Manhattan
Manhattan, originally inhabited by the Lenape people, became a site of colonization, immigration, and Black life, with neighborhoods like the Lower East Side, Chinatown, and Harlem serving as vibrant centers for working-class, immigrant, and Black communities. Over the decades, waves of gentrification—driven by luxury development, rezoning, privitization, and displacement—have reshaped these historic neighborhoods, displacing long-time residents and eroding cultural legacies in the name of profit and urban renewal. Yet Manhattan has long been a cradle of abolitionist and progressive action: the Underground Railroad, Stonewall rebellion, and ACT-UP all left indelible marks. Today, Manhattan’s abolitionist organizing often targets the heart of systems: shutting down Rikers Island jails, divesting from police and ICE on the city budget, and transforming the courts.
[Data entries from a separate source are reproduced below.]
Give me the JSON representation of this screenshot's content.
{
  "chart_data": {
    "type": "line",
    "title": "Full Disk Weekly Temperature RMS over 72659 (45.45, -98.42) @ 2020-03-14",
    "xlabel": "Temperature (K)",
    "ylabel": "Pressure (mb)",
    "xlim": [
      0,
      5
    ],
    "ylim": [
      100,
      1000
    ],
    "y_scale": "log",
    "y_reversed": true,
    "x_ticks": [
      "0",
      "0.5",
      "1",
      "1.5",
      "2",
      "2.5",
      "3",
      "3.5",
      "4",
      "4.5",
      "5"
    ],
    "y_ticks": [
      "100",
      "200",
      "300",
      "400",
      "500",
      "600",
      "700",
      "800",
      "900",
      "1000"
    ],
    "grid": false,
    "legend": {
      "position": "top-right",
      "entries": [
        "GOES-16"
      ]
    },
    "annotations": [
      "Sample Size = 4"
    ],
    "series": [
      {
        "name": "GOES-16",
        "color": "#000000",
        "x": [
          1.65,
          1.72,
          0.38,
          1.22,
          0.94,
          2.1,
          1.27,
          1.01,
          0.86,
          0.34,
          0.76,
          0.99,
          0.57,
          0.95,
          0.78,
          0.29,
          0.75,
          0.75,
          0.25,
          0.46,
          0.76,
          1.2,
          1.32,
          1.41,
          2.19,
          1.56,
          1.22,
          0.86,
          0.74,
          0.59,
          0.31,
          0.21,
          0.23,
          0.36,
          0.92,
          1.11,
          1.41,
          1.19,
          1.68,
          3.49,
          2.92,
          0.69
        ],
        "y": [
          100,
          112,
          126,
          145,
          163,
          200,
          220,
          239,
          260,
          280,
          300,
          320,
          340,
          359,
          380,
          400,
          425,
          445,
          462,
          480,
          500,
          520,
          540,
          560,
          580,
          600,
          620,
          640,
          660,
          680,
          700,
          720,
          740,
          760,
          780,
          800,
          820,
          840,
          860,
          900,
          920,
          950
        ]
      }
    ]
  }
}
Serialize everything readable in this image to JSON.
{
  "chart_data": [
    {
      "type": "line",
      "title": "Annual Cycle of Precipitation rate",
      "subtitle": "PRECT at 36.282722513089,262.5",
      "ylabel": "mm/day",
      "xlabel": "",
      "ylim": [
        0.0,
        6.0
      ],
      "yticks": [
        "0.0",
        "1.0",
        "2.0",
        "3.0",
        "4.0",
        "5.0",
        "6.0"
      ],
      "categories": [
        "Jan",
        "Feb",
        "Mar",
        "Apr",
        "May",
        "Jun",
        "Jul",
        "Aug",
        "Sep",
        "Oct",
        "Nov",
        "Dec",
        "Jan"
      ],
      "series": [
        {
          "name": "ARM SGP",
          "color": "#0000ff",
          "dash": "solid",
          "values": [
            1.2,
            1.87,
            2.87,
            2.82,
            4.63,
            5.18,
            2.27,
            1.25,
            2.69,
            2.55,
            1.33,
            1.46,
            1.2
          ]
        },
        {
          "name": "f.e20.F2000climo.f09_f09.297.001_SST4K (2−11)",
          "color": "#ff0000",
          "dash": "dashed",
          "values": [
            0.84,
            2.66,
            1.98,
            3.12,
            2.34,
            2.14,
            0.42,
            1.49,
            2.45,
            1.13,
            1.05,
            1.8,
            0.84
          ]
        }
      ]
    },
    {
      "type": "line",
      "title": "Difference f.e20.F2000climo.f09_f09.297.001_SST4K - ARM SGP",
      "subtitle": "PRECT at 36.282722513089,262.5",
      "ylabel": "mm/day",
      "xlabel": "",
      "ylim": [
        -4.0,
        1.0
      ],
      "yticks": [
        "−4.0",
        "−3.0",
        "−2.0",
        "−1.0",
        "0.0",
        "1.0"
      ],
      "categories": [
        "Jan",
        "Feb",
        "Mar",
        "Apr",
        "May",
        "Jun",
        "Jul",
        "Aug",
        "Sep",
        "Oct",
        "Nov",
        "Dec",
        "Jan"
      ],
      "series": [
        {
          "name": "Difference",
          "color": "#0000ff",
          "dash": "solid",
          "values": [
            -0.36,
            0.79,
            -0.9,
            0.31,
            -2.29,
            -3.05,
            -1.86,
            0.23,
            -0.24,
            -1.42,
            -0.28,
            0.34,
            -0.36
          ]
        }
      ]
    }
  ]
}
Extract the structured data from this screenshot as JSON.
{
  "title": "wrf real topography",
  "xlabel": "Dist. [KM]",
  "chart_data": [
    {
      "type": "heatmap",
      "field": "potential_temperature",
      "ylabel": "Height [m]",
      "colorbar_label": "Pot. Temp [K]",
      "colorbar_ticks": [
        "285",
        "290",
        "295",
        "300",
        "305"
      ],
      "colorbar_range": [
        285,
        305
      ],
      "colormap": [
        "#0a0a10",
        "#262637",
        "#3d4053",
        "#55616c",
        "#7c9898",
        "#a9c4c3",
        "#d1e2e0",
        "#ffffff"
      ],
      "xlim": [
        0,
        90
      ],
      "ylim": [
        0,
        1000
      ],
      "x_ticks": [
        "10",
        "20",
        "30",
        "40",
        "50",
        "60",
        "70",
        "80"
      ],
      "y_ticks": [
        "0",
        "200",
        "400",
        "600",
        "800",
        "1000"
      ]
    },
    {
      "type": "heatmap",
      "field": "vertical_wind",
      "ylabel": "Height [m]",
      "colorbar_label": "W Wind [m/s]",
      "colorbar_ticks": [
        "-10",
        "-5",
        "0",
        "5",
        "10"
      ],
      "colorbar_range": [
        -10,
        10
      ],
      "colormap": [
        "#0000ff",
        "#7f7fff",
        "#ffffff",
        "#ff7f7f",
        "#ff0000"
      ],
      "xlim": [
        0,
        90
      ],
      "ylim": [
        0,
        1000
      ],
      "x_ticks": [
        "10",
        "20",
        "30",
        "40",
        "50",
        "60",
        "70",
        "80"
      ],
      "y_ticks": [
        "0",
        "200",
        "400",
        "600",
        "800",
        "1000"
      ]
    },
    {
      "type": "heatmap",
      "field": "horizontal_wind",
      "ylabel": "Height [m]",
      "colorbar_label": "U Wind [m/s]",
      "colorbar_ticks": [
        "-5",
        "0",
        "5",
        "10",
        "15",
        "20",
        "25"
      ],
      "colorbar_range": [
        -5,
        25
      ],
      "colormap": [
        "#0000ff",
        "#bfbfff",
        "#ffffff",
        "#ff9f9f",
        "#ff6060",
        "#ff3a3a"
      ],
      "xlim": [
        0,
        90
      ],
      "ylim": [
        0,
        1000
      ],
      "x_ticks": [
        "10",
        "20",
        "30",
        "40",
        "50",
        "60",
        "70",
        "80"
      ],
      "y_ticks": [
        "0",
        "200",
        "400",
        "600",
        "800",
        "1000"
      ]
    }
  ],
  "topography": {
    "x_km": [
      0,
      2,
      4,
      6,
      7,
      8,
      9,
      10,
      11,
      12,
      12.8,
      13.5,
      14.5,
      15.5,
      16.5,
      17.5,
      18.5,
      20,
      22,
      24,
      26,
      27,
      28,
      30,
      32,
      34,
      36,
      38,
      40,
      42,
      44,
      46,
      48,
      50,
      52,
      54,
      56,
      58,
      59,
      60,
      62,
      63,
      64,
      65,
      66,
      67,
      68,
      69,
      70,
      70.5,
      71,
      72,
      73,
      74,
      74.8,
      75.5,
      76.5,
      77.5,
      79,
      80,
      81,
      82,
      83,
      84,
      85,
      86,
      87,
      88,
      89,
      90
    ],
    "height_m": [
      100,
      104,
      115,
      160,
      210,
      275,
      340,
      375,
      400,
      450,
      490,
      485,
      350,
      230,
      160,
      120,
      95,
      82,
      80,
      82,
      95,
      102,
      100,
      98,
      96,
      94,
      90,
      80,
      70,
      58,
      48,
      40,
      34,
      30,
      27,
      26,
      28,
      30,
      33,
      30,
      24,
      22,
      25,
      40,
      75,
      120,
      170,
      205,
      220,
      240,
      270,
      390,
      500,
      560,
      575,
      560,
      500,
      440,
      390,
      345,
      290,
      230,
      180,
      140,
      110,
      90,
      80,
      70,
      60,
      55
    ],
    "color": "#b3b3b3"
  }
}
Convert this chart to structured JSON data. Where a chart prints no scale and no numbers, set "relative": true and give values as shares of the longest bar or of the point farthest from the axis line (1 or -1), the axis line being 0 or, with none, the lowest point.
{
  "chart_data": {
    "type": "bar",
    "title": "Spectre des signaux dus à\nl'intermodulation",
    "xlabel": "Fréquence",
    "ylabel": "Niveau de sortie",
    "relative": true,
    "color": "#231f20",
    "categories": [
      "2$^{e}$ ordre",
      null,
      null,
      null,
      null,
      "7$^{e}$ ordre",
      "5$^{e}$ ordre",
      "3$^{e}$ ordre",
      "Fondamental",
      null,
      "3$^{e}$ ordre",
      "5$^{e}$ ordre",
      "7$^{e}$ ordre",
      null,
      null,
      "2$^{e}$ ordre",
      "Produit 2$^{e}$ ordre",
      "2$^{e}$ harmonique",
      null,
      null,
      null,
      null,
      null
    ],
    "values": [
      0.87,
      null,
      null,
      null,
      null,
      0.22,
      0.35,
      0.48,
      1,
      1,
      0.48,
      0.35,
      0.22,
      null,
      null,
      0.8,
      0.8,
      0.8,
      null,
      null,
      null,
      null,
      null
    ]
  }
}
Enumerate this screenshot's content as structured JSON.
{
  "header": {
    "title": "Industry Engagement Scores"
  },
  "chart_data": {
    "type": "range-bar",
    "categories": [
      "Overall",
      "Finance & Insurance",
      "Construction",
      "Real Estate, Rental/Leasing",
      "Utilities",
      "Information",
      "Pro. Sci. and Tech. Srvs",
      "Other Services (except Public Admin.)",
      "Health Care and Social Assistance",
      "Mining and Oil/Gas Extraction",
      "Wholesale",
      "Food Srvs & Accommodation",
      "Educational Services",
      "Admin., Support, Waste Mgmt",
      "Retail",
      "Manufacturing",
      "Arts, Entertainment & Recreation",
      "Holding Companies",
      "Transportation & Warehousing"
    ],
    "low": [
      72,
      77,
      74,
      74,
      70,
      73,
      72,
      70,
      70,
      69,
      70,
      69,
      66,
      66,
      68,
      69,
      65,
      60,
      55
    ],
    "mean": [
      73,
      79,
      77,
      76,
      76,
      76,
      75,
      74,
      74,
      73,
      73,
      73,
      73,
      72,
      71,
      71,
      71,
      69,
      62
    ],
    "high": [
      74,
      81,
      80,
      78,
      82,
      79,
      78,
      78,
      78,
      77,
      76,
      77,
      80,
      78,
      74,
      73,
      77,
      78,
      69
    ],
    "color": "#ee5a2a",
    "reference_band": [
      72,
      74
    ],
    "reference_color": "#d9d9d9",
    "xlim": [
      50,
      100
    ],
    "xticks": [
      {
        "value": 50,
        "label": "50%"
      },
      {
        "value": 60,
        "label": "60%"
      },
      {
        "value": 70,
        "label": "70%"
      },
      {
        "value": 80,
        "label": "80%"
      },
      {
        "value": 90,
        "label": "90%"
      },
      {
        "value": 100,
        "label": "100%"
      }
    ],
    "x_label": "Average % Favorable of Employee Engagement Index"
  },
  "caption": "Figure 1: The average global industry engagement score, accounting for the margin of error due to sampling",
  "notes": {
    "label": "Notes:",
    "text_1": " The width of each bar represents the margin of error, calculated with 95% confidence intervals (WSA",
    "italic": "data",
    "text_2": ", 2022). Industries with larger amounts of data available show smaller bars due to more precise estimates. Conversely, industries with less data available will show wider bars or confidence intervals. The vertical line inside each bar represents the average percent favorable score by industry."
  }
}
The borough’s diverse communities fuel organizing at intersections of housing justice, education, immigrant rights, queer and trans liberation, and anti-gentrification. Student activism is strong here (CUNY, Columbia, etc.). Manhattan’s high population density and visibility make public protest a key tactic, from Black Lives Matter marches that flood downtown to occupiers camping at Columbia for Palestine. Overall, robust legal advocacy tied to grassroots organizing, mutual aid for unhoused neighbors, and orgs collaborating with newcomers, fights for abolition and education justice is still living in people throughout the borough!
Met council on housing
NYC’s oldest tenant union (since 1959) headquartered in Manhattan. While focused on tenants’ rights (rent control, eviction defense), it links evictions to policing by highlighting how “housing insecurity is policed insecurity.” Provides a tenant rights hotline, organizes NYCHA residents, and fights luxury rezonings—essentially, abolishing the pipeline from homelessness to jail.